Search code examples
azureazure-iot-edgeazure-iot-sdk

Azure edge hub message expiry not triggering callback


I have a scenario where I need to display a message if a module is unresponsive for more than a few seconds.

To do this, I call sendEventAsync where I construct a message with an expiry time of 2000ms:

module.sendMessageToTopic(ConnectionStatusRequest.newBuilder().withExpiryTime(2000).build(), (responseStatus, callbackContext) -> {
    if (IotHubStatusCode.MESSAGE_EXPIRED.equals(responseStatus)) {
        LOGGER.warn("Could not retrieve connection status before TTL, considering module as offline.");
        broadcastConnectionStatus(IotHubConnectionStatus.DISCONNECTED);
    } else {
        LOGGER.info("Received status callback for connection status: {}", responseStatus);
    }
});

The edge deployment schema has a TTL of 90 seconds for all routes except upstream, and I want this specific message to exist for 2 seconds. If I have not received a response on this topic within 2 seconds, I consider the message expired and the module in question is considered offline. I've also tried setting a route specific TTL of 2 seconds with no expiry time set on the message, but I get the same result.
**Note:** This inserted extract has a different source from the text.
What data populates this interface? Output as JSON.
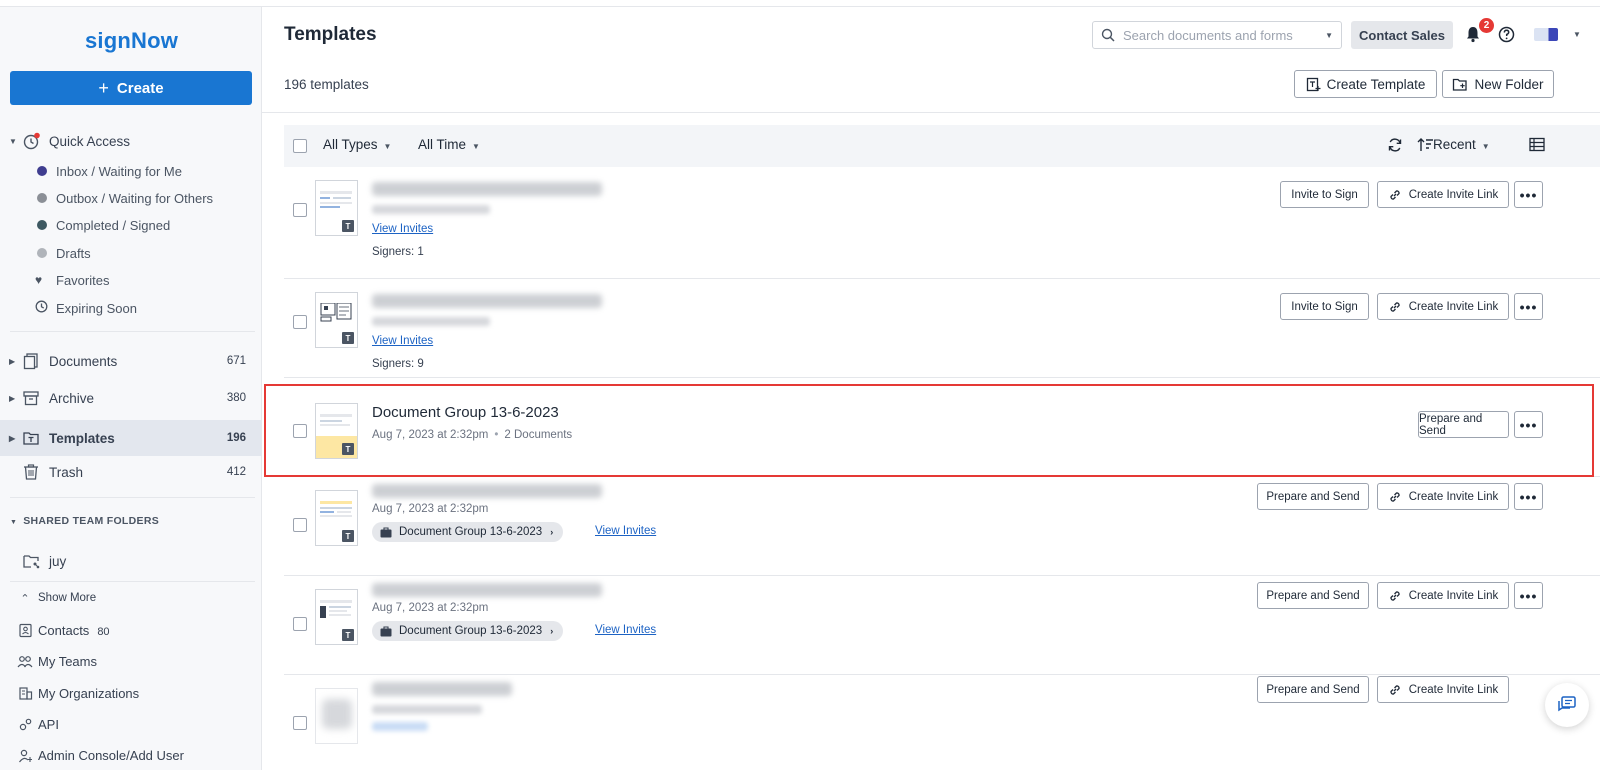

However, when I try to force the issue by manually killing the container that listens on this topic, and it takes > 2 seconds for it to start again, I never get a callback with status MESSAGE_EXPIRED:

2021-07-19 09:25:42,683 [WebSocketWorker-17] INFO  s.i.l.w.service.WebSocketService.broadcastConnectionStatus(470) - Module is online, requesting additional status information from other modules.
2021-07-19 09:25:42,740 [azure-iot-sdk-IotHubSendTask] INFO  s.i.l.w.service.WebSocketService.lambda$broadcastConnectionStatus$32(476) - Received status callback for connection status: OK_EMPTY

When I dig through the source code of the module logic for Java, it seems like it should poll for messages to send and receive every 10ms. It then invokes whatever callback was provided with that message. A message is considered expired when System.currentTimeMillis() is greater than the provided expiry time. That should set the packet status to MESSAGE_EXPIRED and add it to a callback queue that is invoked on an executor schedule.

So what I would expect is:

  1. OK_EMPTY when Edge Hub has received the message
  2. MESSAGE_EXPIRED on the same callback when Edge Hub fails to get an ack within 2 seconds on the topics consumer

Am I misunderstanding how these callbacks work?

How does the programmatic setter for expiry time on the Message object relate to the TTL of the edge hub routes?

Where can I listen to the MESSAGE_EXPIRED event to achieve my desired behavior?

Update:

I tried turning expiry time down to 0, and that immediately triggers a MESSAGE_EXPIRED even when the module I sent to is online. I've tried trimming the time down from 500 ms to 100 ms in 100 ms increments, but it doesn't help; I still don't get the MESSAGE_EXPIRED message.


Solution

  • When using setExpiryTime method on a message that is sent to the edge hub, that expiry is only valid if the sender fails to deliver to message to the edge hub.

    Once the message is delivered to the edge hub, the SDKs job is completed and it is a "fire and forget".

    Once on the edge hub, you can use timeToLiveSecs in the routes section. However that doesn't cause any callback either, it simply tells the edge hub to discard messages that fail to be delivered within the time limit.